Mississippi Guard Soldiers teach Afghan farmers water, soil management
February 8, 2013
QALAT, Afghanistan (Feb. 8, 2013) -- Twenty-nine Afghans representing the Farmers Cooperative program traveled to Qalat, Feb. 4-5, 2013, for a two-day workshop on water and soil conservation management held by the Zabul Agribusiness Development Team.
This was a hybrid workshop, which included classroom discussion and hands-on training. The workshop detailed how much to water a certain size field, how to measure the flow of water and how to reduce effects of erosion.
The mission of the Zabul Agribusiness Development Team, comprised of Soldiers from the Mississippi Army National Guard, is to work with the Afghan populace on an array of agricultural topics; particularly, water management, soil conservation and animal health.
One of the key elements of the workshop was to address problems with the local karez, which is a type of subterranean irrigation system.
"The problem is that many villages have not worked to maintain the karez and keep them cleaned out," said Charles Ruffner, Ph.D., a forest ecologist from Southern Illinois University, working with the ADT as a Department of Defense agribusiness specialist.
This negligence, he said, has allowed sediment to clog the channels and many animals to make their home within the karez, which contaminates the water. Those problems have dammed many of the karez in Zabul province.
Water in arid Afghanistan is very important. In fact, the fear of crops dying from drought has led to the rise of another problem - over-watering. Many farmers believe their watering systems leave gardens inadequately irrigated when the reality is that they are over-watering their gardens, sometimes using double the water needed. Ruffner explained that over-watering leads their gardens to have a much lower production and can wash away vital minerals in the soil.
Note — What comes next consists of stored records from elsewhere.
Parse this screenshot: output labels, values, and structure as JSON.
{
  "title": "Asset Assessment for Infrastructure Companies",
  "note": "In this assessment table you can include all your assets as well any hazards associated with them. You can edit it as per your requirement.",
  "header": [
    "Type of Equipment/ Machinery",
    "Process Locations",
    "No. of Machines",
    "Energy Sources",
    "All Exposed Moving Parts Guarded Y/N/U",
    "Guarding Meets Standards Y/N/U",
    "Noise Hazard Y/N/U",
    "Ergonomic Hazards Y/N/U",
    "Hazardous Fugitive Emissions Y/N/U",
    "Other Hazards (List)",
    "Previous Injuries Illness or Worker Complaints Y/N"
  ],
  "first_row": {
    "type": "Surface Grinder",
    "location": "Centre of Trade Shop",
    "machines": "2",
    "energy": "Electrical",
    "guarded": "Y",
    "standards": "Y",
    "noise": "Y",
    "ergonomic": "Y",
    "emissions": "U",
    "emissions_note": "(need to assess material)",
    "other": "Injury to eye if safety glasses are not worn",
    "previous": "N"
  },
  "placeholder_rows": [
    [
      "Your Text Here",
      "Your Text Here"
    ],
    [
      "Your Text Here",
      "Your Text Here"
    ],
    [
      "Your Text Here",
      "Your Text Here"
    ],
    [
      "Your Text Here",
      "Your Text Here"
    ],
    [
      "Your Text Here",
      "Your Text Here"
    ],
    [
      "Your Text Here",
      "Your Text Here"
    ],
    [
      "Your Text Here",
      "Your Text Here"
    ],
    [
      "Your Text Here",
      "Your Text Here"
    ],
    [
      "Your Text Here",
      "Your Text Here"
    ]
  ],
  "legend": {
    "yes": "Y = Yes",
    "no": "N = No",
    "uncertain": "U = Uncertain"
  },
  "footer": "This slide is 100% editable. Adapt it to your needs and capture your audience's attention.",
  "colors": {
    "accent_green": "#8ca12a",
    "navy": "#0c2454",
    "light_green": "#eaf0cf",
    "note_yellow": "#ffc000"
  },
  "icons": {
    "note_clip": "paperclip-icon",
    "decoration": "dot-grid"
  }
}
Erosion control is as important as properly managing the available water, Ruffner said.
"Anywhere that you have water flowing downhill you should be building check dams," he said.
Ruffner explained that check dams are an easy, inexpensive solution to many erosion problems.
"The idea for a check dam is to have many of them so the water can move through them but it slows it down, takes the energy out and reduces the amount of force the water has," he said.
Ruffner brought the Afghans outside after the class to perform a simple test, known as the soil ribbon test, to evaluate different types of soil. This test consisted of kneading the soil in the hand and forming it into a ribbon-like form to determine whether its primary content is sand or clay. The farmers were quick to perform the test for themselves.
The ADT also evaluated the needs of the farmers to tailor the upcoming workshops to their needs. The next session will be how to properly set up a garden and irrigation system.